A \(1\) kW bulb radiates light uniformly in all directions. The intensity at a point on the surface of the surrounding sphere of area \(200\,\text{m}^2\) is (in \(\text{W m}^{-2}\))

• A. \(2\)
• B. \(4\)
• C. \(5\)
• D. \(6\)
• E. \(8\)

Hint:

For isotropic sources (uniform in all directions), always use \(I=\frac{P}{4\pi r^2}\) or directly \(P/A\) if area is given.

Answer 1

The Correct Option is C

Step 1: Understand the concept of intensity.
Intensity is defined as the power per unit area: \[ I=\frac{P}{A} \] where \(P\) is total power radiated and \(A\) is the area over which it is distributed.

Step 2: Identify the given quantities.
Power of the bulb: \[ P=1\,\text{kW}=1000\,\text{W} \] Area of the sphere: \[ A=200\,\text{m}^2 \]

Step 3: Note uniform radiation.
Since the bulb radiates uniformly in all directions, the power is evenly distributed over the surface of the sphere.

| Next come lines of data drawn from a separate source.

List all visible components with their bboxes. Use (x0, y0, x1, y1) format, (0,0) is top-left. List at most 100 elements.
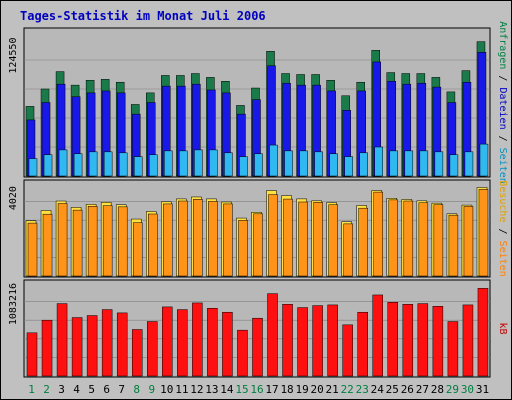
bar-seiten-day-29 (449, 154, 459, 177)
bar-seiten-day-12 (194, 149, 203, 177)
bar-seiten-day-23 (358, 207, 368, 277)
x-tick-label-day-25: 25 (386, 383, 399, 396)
bar-seiten-day-17 (268, 194, 278, 277)
x-tick-label-day-18: 18 (280, 383, 293, 396)
x-tick-label-day-6: 6 (103, 383, 110, 396)
bar-kb-day-6 (101, 309, 113, 377)
bar-seiten-day-10 (163, 203, 173, 277)
bar-kb-day-23 (357, 311, 368, 377)
bar-seiten-day-2 (42, 213, 53, 277)
x-tick-label-day-4: 4 (73, 383, 80, 396)
bar-seiten-day-20 (313, 202, 323, 277)
x-tick-label-day-5: 5 (88, 383, 95, 396)
bar-seiten-day-19 (298, 201, 308, 277)
x-axis-day-labels: 1 2 3 4 5 6 7 8 9 10 11 12 13 14 15 16 17 18 19 20 21 22 23 24 2… (28, 383, 489, 396)
bar-kb-day-8 (131, 329, 143, 377)
x-tick-label-day-2: 2 (43, 383, 50, 396)
bar-seiten-day-24 (374, 146, 383, 177)
bar-kb-day-5 (86, 315, 98, 377)
bar-seiten-day-22 (343, 223, 353, 277)
bar-seiten-day-28 (434, 151, 444, 177)
panel-requests-files-pages: 124550 Anfragen / Dateien / Seiten (8, 21, 508, 184)
bar-kb-day-30 (462, 304, 474, 377)
bar-seiten-day-12 (193, 199, 203, 277)
bar-seiten-day-6 (102, 205, 113, 277)
bar-seiten-day-27 (418, 202, 429, 277)
panel-visits-pages: 4020 Besuche / Seiten (8, 179, 508, 278)
bar-seiten-day-4 (72, 209, 83, 277)
x-tick-label-day-15: 15 (235, 383, 248, 396)
x-tick-label-day-24: 24 (371, 383, 385, 396)
bar-kb-day-16 (252, 317, 263, 377)
bar-kb-day-1 (26, 332, 38, 377)
bar-seiten-day-23 (359, 152, 368, 177)
bar-kb-day-3 (56, 303, 68, 377)
bar-seiten-day-3 (58, 149, 68, 177)
legend-anfragen: Anfragen (497, 21, 508, 69)
bar-kb-day-27 (417, 303, 429, 377)
bar-kb-day-29 (447, 321, 459, 377)
x-tick-label-day-11: 11 (175, 383, 188, 396)
bar-seiten-day-27 (419, 150, 429, 177)
bar-seiten-day-16 (254, 153, 263, 177)
series-legend-label: kB (497, 322, 508, 334)
bar-kb-day-4 (71, 317, 83, 377)
bar-kb-day-17 (267, 293, 278, 377)
bar-kb-day-20 (312, 305, 323, 377)
bar-seiten-day-24 (373, 191, 383, 277)
bar-seiten-day-31 (478, 189, 489, 277)
legend-seiten: Seiten (497, 241, 508, 277)
bar-seiten-day-25 (389, 150, 399, 177)
bar-seiten-day-21 (328, 204, 338, 277)
bar-kb-day-25 (387, 302, 399, 377)
x-tick-label-day-31: 31 (476, 383, 489, 396)
x-tick-label-day-20: 20 (311, 383, 324, 396)
bar-seiten-day-11 (179, 150, 188, 177)
y-tick-label: 1083216 (8, 283, 19, 325)
x-tick-label-day-10: 10 (160, 383, 173, 396)
bar-seiten-day-1 (27, 222, 38, 277)
x-tick-label-day-21: 21 (326, 383, 339, 396)
x-tick-label-day-13: 13 (205, 383, 218, 396)
bar-seiten-day-13 (209, 149, 218, 177)
bar-seiten-day-19 (299, 150, 308, 177)
bar-seiten-day-25 (388, 199, 399, 277)
bar-seiten-day-26 (403, 200, 414, 277)
legend-seiten: Seiten (497, 148, 508, 184)
x-tick-label-day-22: 22 (341, 383, 354, 396)
chart-title: Tages-Statistik im Monat Juli 2006 (20, 9, 266, 23)
bar-seiten-day-8 (132, 222, 143, 277)
bar-seiten-day-30 (463, 206, 474, 277)
bar-kb-day-11 (177, 309, 188, 377)
bar-kb-day-26 (402, 304, 414, 377)
bar-kb-day-18 (282, 304, 293, 377)
bar-kb-day-24 (372, 294, 383, 377)
bar-seiten-day-29 (448, 214, 459, 277)
bar-kb-day-22 (342, 324, 353, 377)
bar-seiten-day-18 (284, 150, 293, 177)
bar-seiten-day-4 (73, 153, 83, 177)
bar-seiten-day-8 (133, 156, 143, 177)
bar-seiten-day-5 (87, 206, 98, 277)
bar-kb-day-19 (297, 307, 308, 377)
bar-seiten-day-10 (164, 150, 173, 177)
x-tick-label-day-17: 17 (265, 383, 278, 396)
x-tick-label-day-3: 3 (58, 383, 65, 396)
bar-seiten-day-2 (43, 154, 53, 177)
x-tick-label-day-14: 14 (220, 383, 234, 396)
bar-kb-day-7 (116, 312, 128, 377)
bar-seiten-day-7 (118, 152, 128, 177)
x-tick-label-day-9: 9 (148, 383, 155, 396)
bar-kb-day-2 (41, 319, 53, 377)
x-tick-label-day-12: 12 (190, 383, 203, 396)
bar-seiten-day-26 (404, 150, 414, 177)
bar-kb-day-9 (147, 321, 158, 377)
bar-kb-day-15 (237, 329, 248, 377)
bar-seiten-day-15 (238, 220, 248, 277)
x-tick-label-day-1: 1 (28, 383, 35, 396)
bar-kb-day-13 (207, 307, 218, 377)
x-tick-label-day-27: 27 (416, 383, 429, 396)
panel-kb: 1083216 kB (8, 279, 508, 378)
bar-seiten-day-6 (103, 151, 113, 177)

Step 4: Apply the intensity formula.
\[ I=\frac{1000}{200} \]

Step 5: Simplify the expression.
\[ I=5\,\text{W m}^{-2} \]

Step 6: Interpret physically.
This means each square meter of the sphere receives \(5\) watts of power.

Step 7: Final answer.
\[ \boxed{5} \] which matches option \((3)\).